When taught via principles and theories, economics historically has been so discouraging as to earn the moniker "the dismal science." There will be nothing dismal, however, about a large-scale, hands-on experiment in economics for more than 600 area students at the Cincinnati Convention Center on Wednesday, April 30.

The students will be participating in "Market Madness 2003," an exercise in free-market economics and the entrepreneurial spirit being coordinated by UC’s Economics Center for Education & Research.

The students will be bringing their own goods created during the school year as each school participated in the Student Enterprise Program (StEP). At Market Madness, those goods will be made available for trade, with students able to convert currencies created at their home school for a common Market Madness currency. Students will set prices, establish market rules, advertise their wares, negotiate trades, account for their profits and learn many new ideas.

The trading session at Market Madness is scheduled to run from 11:15 a.m. to 12:15 p.m. The program will open at 10 a.m., with a panel discussion preceding the trading session. Students will talk about their experiences in StEP. They will also interact with a panel of experts from a variety of backgrounds, headed by Barbara Henshaw, Vice President and Officer of the Federal Reserve Bank of Cleveland.

This real-world approach to economics has been shown through the 25-year history of UC’s Economics Center for Education & Research to open the door to not just economic education, but improved performance in all educational areas. Achievement scores and attendance go up in schools participating in the StEP program.

As part of the StEP program, each school has already created its own functioning society where students hold jobs, create a school-based currency, earn wages, form their own government, spend and invest school currency, create marketplaces and form student-run ventures in fields as varied as performing arts to manufacturing.

At some point in the school day, teachers dismiss their students to "go to work." Hallways fill with hundreds of students walking purposefully along the "sidewalks" of their city as they get busy in classrooms that have been transformed into small businesses, museums, banks, law offices, craft stores, radio stations, and many other ventures.

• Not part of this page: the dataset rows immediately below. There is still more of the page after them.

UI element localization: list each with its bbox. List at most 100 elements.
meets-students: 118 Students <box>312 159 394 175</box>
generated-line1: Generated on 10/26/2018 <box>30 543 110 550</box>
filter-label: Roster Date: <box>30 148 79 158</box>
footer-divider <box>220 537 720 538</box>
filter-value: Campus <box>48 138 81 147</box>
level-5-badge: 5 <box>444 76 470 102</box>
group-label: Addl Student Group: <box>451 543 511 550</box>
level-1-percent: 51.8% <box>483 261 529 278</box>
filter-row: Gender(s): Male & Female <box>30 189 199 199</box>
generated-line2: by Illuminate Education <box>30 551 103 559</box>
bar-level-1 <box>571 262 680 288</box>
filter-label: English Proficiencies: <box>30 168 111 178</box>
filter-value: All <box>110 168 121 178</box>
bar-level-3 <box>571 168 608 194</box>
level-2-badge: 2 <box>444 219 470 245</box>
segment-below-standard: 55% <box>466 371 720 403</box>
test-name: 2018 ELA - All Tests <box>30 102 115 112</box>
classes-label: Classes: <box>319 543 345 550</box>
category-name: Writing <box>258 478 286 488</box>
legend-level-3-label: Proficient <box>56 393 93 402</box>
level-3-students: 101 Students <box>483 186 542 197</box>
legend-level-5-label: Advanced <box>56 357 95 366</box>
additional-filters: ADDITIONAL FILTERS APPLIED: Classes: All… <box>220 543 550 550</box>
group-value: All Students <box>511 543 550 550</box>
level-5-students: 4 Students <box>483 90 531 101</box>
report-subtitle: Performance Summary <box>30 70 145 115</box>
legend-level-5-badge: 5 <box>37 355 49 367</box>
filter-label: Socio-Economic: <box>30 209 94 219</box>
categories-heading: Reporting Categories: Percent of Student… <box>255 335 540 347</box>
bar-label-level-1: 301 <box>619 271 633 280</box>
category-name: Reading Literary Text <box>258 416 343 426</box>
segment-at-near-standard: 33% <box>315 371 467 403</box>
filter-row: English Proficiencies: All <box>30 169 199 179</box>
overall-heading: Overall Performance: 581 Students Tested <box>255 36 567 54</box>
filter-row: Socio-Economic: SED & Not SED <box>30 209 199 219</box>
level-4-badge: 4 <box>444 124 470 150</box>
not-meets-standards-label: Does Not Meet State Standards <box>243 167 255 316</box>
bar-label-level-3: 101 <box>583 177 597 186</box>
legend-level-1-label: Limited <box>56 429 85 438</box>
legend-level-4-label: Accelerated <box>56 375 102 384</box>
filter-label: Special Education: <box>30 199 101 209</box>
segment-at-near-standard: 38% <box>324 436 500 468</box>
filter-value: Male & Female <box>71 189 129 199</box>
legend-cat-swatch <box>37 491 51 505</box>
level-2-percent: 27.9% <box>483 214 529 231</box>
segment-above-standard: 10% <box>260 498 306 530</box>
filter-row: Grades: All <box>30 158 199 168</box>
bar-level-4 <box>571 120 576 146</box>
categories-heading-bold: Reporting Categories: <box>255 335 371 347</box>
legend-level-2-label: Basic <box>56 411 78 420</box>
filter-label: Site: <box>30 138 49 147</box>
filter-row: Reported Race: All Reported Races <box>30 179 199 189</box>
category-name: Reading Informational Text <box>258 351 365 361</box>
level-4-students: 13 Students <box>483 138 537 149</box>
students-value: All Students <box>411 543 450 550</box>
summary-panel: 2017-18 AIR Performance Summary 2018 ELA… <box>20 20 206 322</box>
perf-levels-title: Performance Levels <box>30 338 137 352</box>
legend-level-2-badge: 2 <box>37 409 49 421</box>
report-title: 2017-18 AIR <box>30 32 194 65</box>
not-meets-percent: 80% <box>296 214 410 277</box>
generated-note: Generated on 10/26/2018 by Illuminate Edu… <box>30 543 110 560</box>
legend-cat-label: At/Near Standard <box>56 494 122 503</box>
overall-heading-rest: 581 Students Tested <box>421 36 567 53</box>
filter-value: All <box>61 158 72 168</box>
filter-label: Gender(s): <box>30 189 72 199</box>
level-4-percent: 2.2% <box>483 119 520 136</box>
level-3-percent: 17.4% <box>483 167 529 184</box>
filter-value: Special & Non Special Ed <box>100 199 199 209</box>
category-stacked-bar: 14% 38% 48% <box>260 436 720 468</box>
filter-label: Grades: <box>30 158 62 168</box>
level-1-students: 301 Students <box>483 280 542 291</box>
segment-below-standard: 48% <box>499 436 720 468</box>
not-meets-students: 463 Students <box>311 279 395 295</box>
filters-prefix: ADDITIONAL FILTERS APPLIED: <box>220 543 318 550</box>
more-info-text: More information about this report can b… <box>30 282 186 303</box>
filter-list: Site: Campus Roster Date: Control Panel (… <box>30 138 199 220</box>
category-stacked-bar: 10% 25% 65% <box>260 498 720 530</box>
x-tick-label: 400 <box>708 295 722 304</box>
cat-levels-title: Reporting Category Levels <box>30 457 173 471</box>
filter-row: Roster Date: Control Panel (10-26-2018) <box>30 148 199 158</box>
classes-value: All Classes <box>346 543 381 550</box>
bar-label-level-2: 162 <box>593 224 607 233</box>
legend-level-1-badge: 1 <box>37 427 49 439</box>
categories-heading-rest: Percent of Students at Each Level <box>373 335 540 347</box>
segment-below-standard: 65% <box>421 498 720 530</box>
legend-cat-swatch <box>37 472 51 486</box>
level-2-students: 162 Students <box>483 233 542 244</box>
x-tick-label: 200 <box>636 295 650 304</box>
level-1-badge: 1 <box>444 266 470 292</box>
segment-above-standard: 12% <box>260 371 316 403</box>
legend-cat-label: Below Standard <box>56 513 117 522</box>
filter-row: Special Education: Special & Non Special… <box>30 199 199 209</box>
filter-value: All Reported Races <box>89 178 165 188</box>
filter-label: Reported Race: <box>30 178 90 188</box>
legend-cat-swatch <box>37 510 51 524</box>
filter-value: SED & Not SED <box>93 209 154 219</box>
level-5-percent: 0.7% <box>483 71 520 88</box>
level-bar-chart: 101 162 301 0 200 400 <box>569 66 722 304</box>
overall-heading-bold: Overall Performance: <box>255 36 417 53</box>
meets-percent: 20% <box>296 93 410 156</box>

StEP literally imposes a new instructional system onto a portion of the school day. Teachers and students congregate by choice of activity, not by age or grade level. StEP changes schooling from what is often a relatively passive experience to one that gives the child responsibility for innovating-choosing a company to work for and a job within the company; choosing a project, team or product and choosing what to do with earned wages.

As they operate their market economy and their democratic civil society, students constantly apply basic skills in reading, writing, and mathematics. In a StEP school, math means making the correct change, calculating a new price for a product that is selling well, debating if a cookie is worth the price, borrowing money for a theatre ticket, counting stacks of inventory, paying a police ticket, or buying supplies from a warehouse. There are similar reasons every day to read and write: a contract for advertising needs to be drawn up between the newspaper and the art gallery; museum docents need written text describing exhibits on the tour; the government wants the laws posted for all citizens; a judge needs jury subpoenas designed and delivered; the bookstore hosts a read-a-thon; a letter inviting a real policeman to school needs writing.

The StEP program develops opportunities for dialogue between educators and community leaders, with schools regularly inviting community members and parents to participate. For example, a local banker's visit to improve efficiencies in a StEP bank is needed so the student managers can better serve the entire school population's use of in-school checkbooks, automatic payroll, savings accounts, and loans. Opening the doors to community involvement often means that changes in the school are now directed, in part, by influences from the school "market" of parents, students, and the community.